Потом, позже он спустился вниз, чтобы подкинуть угля в камин, как попросила его мать. Он поворошил уголья кочергой так, чтобы в центре оказались свежие; пока они шевелились и перемещались, охваченные жаром, Томас вглядывался в них и представлял себе там, в глубине, переходы и пещеры ада, где горящие делаются того же цвета, что и пламя. Вот спиталфилдская церковь, пылает, раскаленная докрасна. Тут он в изнеможении уснул, а очнулся от голоса матери и в первые секунды пробуждения не мог понять, где находится.

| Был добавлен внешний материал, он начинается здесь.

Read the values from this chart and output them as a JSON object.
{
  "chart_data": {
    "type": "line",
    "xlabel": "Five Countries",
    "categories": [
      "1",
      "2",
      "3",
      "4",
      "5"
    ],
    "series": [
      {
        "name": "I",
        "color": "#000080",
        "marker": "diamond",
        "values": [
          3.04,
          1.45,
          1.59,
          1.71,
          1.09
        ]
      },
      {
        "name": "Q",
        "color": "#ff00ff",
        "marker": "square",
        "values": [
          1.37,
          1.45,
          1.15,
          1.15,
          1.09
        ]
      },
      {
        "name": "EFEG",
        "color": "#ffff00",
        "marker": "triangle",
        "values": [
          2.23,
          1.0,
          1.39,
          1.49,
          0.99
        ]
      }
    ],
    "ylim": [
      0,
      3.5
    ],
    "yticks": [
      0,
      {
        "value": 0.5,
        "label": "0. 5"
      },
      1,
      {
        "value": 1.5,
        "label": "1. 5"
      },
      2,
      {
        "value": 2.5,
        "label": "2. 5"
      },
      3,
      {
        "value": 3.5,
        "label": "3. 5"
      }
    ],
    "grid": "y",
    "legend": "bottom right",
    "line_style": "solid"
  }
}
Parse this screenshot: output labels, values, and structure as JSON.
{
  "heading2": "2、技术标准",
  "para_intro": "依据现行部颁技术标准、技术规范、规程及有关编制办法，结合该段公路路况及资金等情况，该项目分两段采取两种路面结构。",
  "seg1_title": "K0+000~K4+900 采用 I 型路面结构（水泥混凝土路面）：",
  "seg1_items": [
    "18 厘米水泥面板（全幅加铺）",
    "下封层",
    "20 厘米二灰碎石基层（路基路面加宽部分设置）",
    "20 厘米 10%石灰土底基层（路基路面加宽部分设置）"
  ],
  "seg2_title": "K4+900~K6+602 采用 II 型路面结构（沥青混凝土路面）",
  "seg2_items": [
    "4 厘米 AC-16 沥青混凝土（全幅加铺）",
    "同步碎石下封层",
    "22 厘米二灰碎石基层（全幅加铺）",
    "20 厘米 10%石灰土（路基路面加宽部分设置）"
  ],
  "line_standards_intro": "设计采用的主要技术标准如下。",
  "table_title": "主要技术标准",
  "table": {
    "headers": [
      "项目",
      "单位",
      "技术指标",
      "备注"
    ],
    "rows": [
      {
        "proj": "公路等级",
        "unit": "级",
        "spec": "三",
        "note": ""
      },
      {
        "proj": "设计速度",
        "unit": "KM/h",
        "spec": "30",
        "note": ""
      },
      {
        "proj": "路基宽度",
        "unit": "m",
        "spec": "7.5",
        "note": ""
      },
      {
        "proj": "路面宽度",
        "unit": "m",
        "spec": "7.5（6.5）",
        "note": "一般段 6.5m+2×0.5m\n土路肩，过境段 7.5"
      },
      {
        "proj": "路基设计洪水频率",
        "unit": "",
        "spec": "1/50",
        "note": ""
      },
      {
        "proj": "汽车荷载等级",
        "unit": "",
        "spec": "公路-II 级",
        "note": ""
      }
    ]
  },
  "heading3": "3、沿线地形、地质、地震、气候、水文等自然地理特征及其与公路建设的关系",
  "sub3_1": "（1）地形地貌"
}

Череда ясных дней не помогла Томасу воспрянуть духом — яркость его тревожила, и он инстинктивно искал теней, которые отбрасывало зимнее солнце. Спокойствие приходило к нему лишь в час перед рассветом, когда тьма словно медленно уступала дорогу дымке, и в этот самый час он просыпался и садился к окну. Еще он пристрастился к блужданиям: порой он ходил по улицам Лондона, повторяя про себя какие-нибудь слова или фразы, и однажды нашел рядом с Темзой старый сквер, где были установлены солнечные часы. По выходным или ранним вечером он сидел тут, размышляя о перемене, произошедшей в его жизни, а вконец отчаявшись, думал о прошлом и будущем.

Как-то холодным утром он проснулся и услышал кошачий визг, а может быть, человеческий крик; медленно поднявшись с постели, он подошел к окну, но ничего не увидел. Он быстро оделся, причесался и тихо прошел мимо спальни матери — стояла суббота, и она решила, по ее собственному выражению, «поваляться». Было время, когда он залезал к ней в постель и, пока она спала, наблюдал за тем, как в лучах солнечного света, проникавших к ней в комнату, дрожит пыль, однако на этот раз он прокрался вниз по лестнице. Он отворил дверь и переступил порог; когда он вышел на Игл-стрит, стук его башмаков по заиндевевшему тротуару эхом отдавался от домов. Затем он миновал Монмут-стрит и зашагал вдоль церковной стены. Он видел, что кто-то идет впереди него, и, хотя в этом не было ничего необычного — люди в местах вроде этого часто вставали рано и шли на работу, Томас замедлил шаг, чтобы не слишком приближаться. Но когда оба они свернули на Коммершл-роуд, фигура в каком-то темном пальто или плаще тоже как будто замедлила шаг; впрочем, человек не подавал никаких признаков того, что ему известно о десятилетнем мальчике, идущем позади.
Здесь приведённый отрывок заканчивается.